Corporate Social Responsibility

 

From Prof. N. R. Sheth
Former Director, IIM, Ahmedabad

A corporate enterprise has been recognized as a "person" in law. It should also be recognized as a person in society. A corporate takes birth and grows in response to needs and labours of various stakeholders- entrepreneurs, managers, workers, local community, larger society, buyers, suppliers and of course, the state. Healthy survival and development depend on adequate nurturing by all these stakeholders. The concept of social responsibility should therefore include the whole spectrum of stakeholders. Responsibility should be clearly perceived and projected as responsibility and therefore be kept away from ideas of philanthropy, charity, generosity and the like. A corporate, as a citizen, should understand that its own well-being is inextricably linked with the well-being of all stakeholders. Its financial management as well as human resources should notionally cover all stakeholders. One pragmatic way of defining social responsibility is to allocate resources for material and human investment BEYOND LEGAL OBLIGATIONS. How far and how should one contribute to the short-and long-term welfare of employees, clients, suppliers, people in the hinterland (especially those who supply human capital) and the wider population? What can be done to build bridges of understanding and mutuality with various categories of stakeholders? How does one demonstrate a mindset which emphasizes interest in other beyond the realm of self-interest?

One should perhaps begin by mapping the territory of stakeholders and identifying areas of development or well-being that could be effectively addressed in a given timespan within the constraints of available resources. In each category of stakeholders, competing, temptations and pressure are likely to arise between immediate needs and long-term development. It is not uncommon for a corporate to encounter pressure from stakeholders for immediate benefits-physical comforts, privileges, concessions. While these are important, one needs to pay sufficient attention to long-term collective well-being with reference to rise in human capability, dignity and freedom of spirit. A corporate, as a citizen, should clearly feel concerned about these long-term issues of human development.

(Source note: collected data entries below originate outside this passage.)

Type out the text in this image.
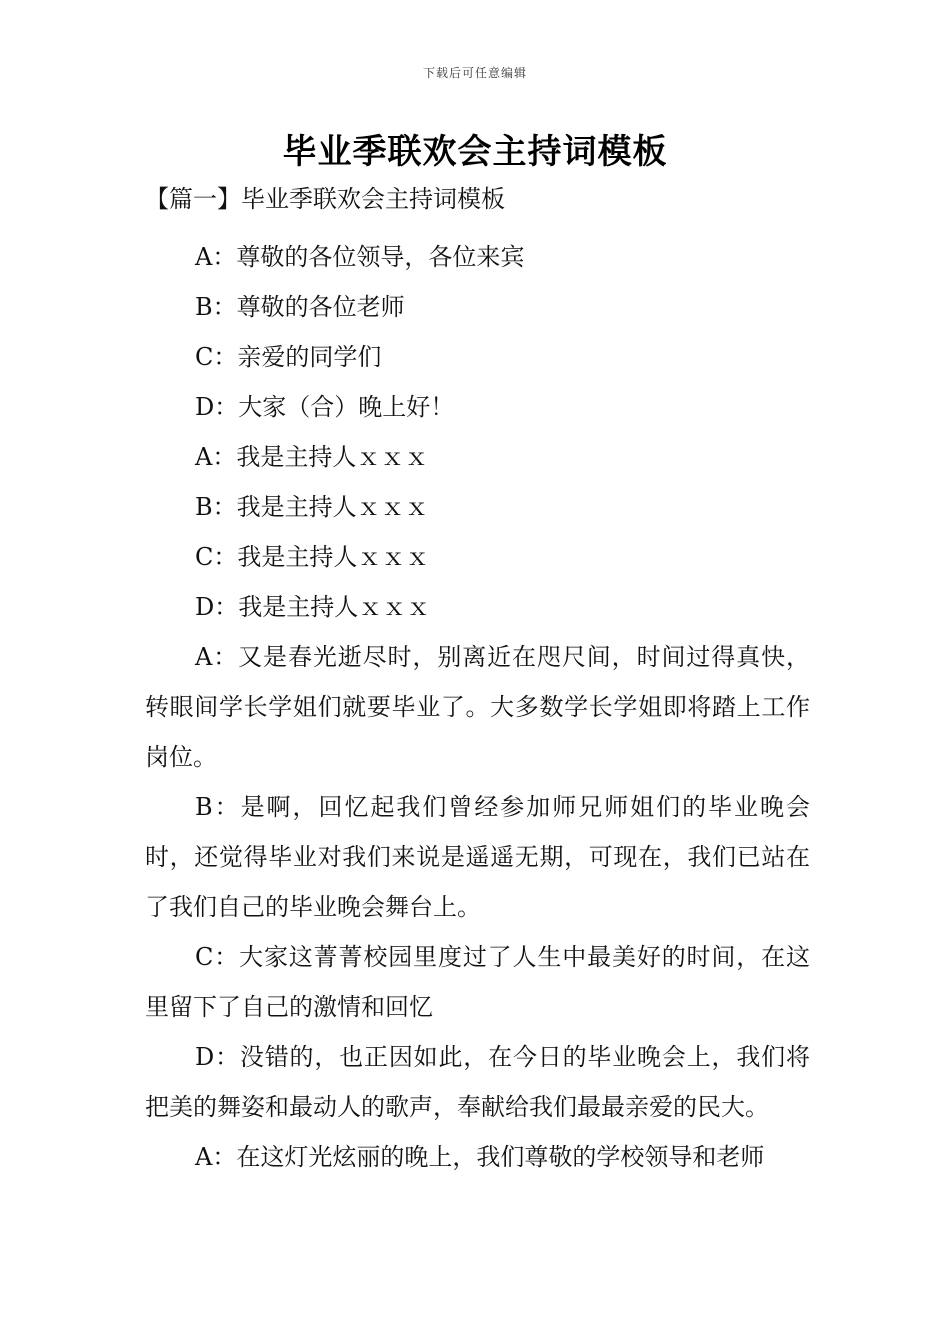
下载后可任意编辑
毕业季联欢会主持词模板

【篇一】毕业季联欢会主持词模板

A：尊敬的各位领导，各位来宾

B：尊敬的各位老师

C：亲爱的同学们

D：大家（合）晚上好！

A：我是主持人ｘｘｘ

B：我是主持人ｘｘｘ

C：我是主持人ｘｘｘ

D：我是主持人ｘｘｘ

A：又是春光逝尽时，别离近在咫尺间，时间过得真快，转眼间学长学姐们就要毕业了。大多数学长学姐即将踏上工作岗位。

B：是啊，回忆起我们曾经参加师兄师姐们的毕业晚会时，还觉得毕业对我们来说是遥遥无期，可现在，我们已站在了我们自己的毕业晚会舞台上。

C：大家这菁菁校园里度过了人生中最美好的时间，在这里留下了自己的激情和回忆

D：没错的，也正因如此，在今日的毕业晚会上，我们将把美的舞姿和最动人的歌声，奉献给我们最最亲爱的民大。

A：在这灯光炫丽的晚上，我们尊敬的学校领导和老师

A specific portion of corporate resources including its human capital should be committed in relation to each segment of its stakeholders. The task of raising the quality of life of life of a given community should be spelt out in the context of its socio-economic profile. There should be adequate understanding about short term and long-term needs. Immediately pressing may be issues of water, nutrition, health, education and ecology. In a longer perspective, population control, preventive health management, purposive education (beyond literacy) and character-building among the youth may be the most consequential areas of community welfare. A prudent mix of areas at a point of time is essential for fulfillment of the overall mission of corporate social responsibility.

Obviously, all tasks relating to corporate social responsibility would need to be designed and pursued within the frame work of corresponding efforts made by existing government agencies and NGOs. Ideas and acts of collaboration with GOs and NGOs should be guided by the logic of relevance from the programmer point of view. A goal and corresponding action should be first planned on the 'zero-base' principle. Collaboration or assistance should be sought or offered in relation to one's judgement of best option. Other factors such as the reputation or past performance of a government or voluntary organization should be secondary value.

There are some areas of human governance in contemporary world which have already attained mind boggling dimensions. Among these are : growing pressure of population, growing complexities of the man-nature equations and growing human greed and selfishness. It may be useful for every healthy and able corporate to explore what it can contribute to building knowledge, awareness and sensitivity of people of the global scenario around them. A part of one's resources needs to be spent in the spirit of blind investment.